Distribution of Net Tuition and Fees at Private Institutions by Dependency Status and Family Income, 2011-12
In 2011-12, 31% of full-time dependent students from families with incomes below $30,000 attending private nonprofit four-year colleges received enough grant aid to cover their entire tuition and fees.
Figure 2015_15: Distribution of Net Tuition and Fees at Private Institutions by Dependency Status and Family Income, 2011-12
Notes & Sources
NOTES: Percentages on the vertical axis are percentages of full-time students in each group. Unlike the net price estimates in Figures 11, 12, and 13, these calculations subtract only grant aid — not education tax credits and deductions — from the published price to determine the net price. Includes full-time students who were U.S. citizens or permanent residents. Percentages may not sum to 100 because of rounding.
SOURCES: NCES, National Postsecondary Student Aid Study, 2012; PowerStats calculations by the authors.
- In 2011-12, 4% of dependent students from families with incomes below $30,000 attending for-profit institutions received enough grant aid to cover their entire tuition and fees.
- These low-income students faced total budgets, including housing, food, books, and other expenses, that exceeded their grant aid by an average of $19,520 at private nonprofit four-year colleges and $24,270 in the for-profit sector.

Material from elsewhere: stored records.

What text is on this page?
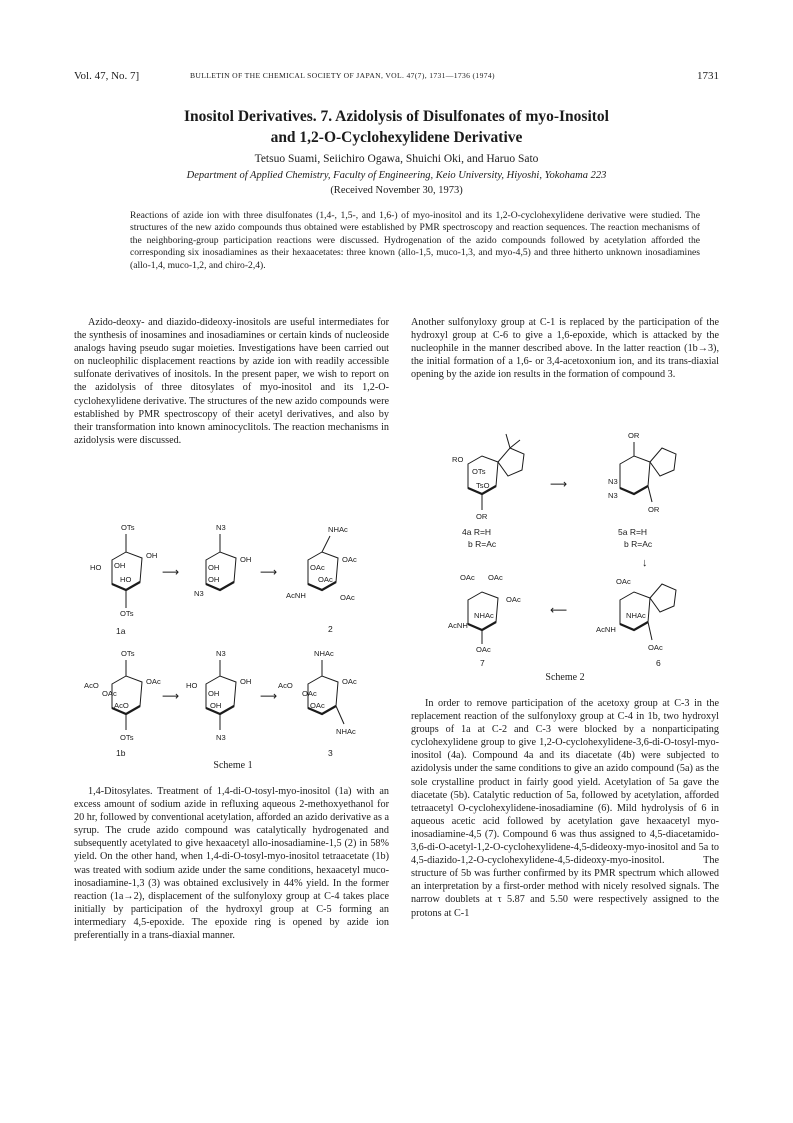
Vol. 47, No. 7]	BULLETIN OF THE CHEMICAL SOCIETY OF JAPAN, VOL. 47(7), 1731—1736 (1974)	1731
Inositol Derivatives. 7. Azidolysis of Disulfonates of myo-Inositol
and 1,2-O-Cyclohexylidene Derivative
Tetsuo Suami, Seiichiro Ogawa, Shuichi Oki, and Haruo Sato
Department of Applied Chemistry, Faculty of Engineering, Keio University, Hiyoshi, Yokohama 223
(Received November 30, 1973)
Reactions of azide ion with three disulfonates (1,4-, 1,5-, and 1,6-) of myo-inositol and its 1,2-O-cyclohexylidene derivative were studied. The structures of the new azido compounds thus obtained were established by PMR spectroscopy and reaction sequences. The reaction mechanisms of the neighboring-group participation reactions were discussed. Hydrogenation of the azido compounds followed by acetylation afforded the corresponding six inosadiamines as their hexaacetates: three known (allo-1,5, muco-1,3, and myo-4,5) and three hitherto unknown inosadiamines (allo-1,4, muco-1,2, and chiro-2,4).

Azido-deoxy- and diazido-dideoxy-inositols are useful intermediates for the synthesis of inosamines and inosadiamines or certain kinds of nucleoside analogs having pseudo sugar moieties. Investigations have been carried out on nucleophilic displacement reactions by azide ion with readily accessible sulfonate derivatives of inositols. In the present paper, we wish to report on the azidolysis of three ditosylates of myo-inositol and its 1,2-O-cyclohexylidene derivative. The structures of the new azido compounds were established by PMR spectroscopy of their acetyl derivatives, and also by their transformation into known aminocyclitols. The reaction mechanisms in azidolysis were discussed.

OTs
OTs
HO
OH
OH
HO
1a
⟶
N3
OH
OH
OH
N3
⟶
NHAc
OAc
OAc
OAc
AcNH	OAc
2
OTs
OTs
AcO
OAc
OAc
AcO
1b
⟶
N3
N3
HO
OH
OH
OH
⟶
NHAc
AcO
OAc
OAc
OAc
NHAc
3
Scheme 1

1,4-Ditosylates. Treatment of 1,4-di-O-tosyl-myo-inositol (1a) with an excess amount of sodium azide in refluxing aqueous 2-methoxyethanol for 20 hr, followed by conventional acetylation, afforded an azido derivative as a syrup. The crude azido compound was catalytically hydrogenated and subsequently acetylated to give hexaacetyl allo-inosadiamine-1,5 (2) in 58% yield. On the other hand, when 1,4-di-O-tosyl-myo-inositol tetraacetate (1b) was treated with sodium azide under the same conditions, hexaacetyl muco-inosadiamine-1,3 (3) was obtained exclusively in 44% yield. In the former reaction (1a→2), displacement of the sulfonyloxy group at C-4 takes place initially by participation of the hydroxyl group at C-5 forming an intermediary 4,5-epoxide. The epoxide ring is opened by azide ion preferentially in a trans-diaxial manner.

Another sulfonyloxy group at C-1 is replaced by the participation of the hydroxyl group at C-6 to give a 1,6-epoxide, which is attacked by the nucleophile in the manner described above. In the latter reaction (1b→3), the initial formation of a 1,6- or 3,4-acetoxonium ion, and its trans-diaxial opening by the azide ion results in the formation of compound 3.

RO
OTs
TsO
OR
4a R=H
b R=Ac
⟶
OR
OR
N3
N3
5a R=H
b R=Ac
↓
OAc OAc
OAc
NHAc
AcNH
OAc
7
⟵
OAc
NHAc
AcNH
OAc
6
Scheme 2

In order to remove participation of the acetoxy group at C-3 in the replacement reaction of the sulfonyloxy group at C-4 in 1b, two hydroxyl groups of 1a at C-2 and C-3 were blocked by a nonparticipating cyclohexylidene group to give 1,2-O-cyclohexylidene-3,6-di-O-tosyl-myo-inositol (4a). Compound 4a and its diacetate (4b) were subjected to azidolysis under the same conditions to give an azido compound (5a) as the sole crystalline product in fairly good yield. Acetylation of 5a gave the diacetate (5b). Catalytic reduction of 5a, followed by acetylation, afforded tetraacetyl O-cyclohexylidene-inosadiamine (6). Mild hydrolysis of 6 in aqueous acetic acid followed by acetylation gave hexaacetyl myo-inosadiamine-4,5 (7). Compound 6 was thus assigned to 4,5-diacetamido-3,6-di-O-acetyl-1,2-O-cyclohexylidene-4,5-dideoxy-myo-inositol and 5a to 4,5-diazido-1,2-O-cyclohexylidene-4,5-dideoxy-myo-inositol. The structure of 5b was further confirmed by its PMR spectrum which allowed an interpretation by a first-order method with nicely resolved signals. The narrow doublets at τ 5.87 and 5.50 were respectively assigned to the protons at C-1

- In 2011-12, 64% of dependent students in the private nonprofit four-year sector from families with incomes of $106,000 or higher and 17% of those from families with incomes below $30,000 paid net tuition and fees of $15,000 or more. In the for-profit sector, these proportions were 72% and 28%.
- In 2011-12, 13% of independent students attending private nonprofit four-year institutions and 2% of those in for-profit institutions received enough grant aid to cover their tuition and fees. They faced average net budgets of $24,670 and $24,450, respectively.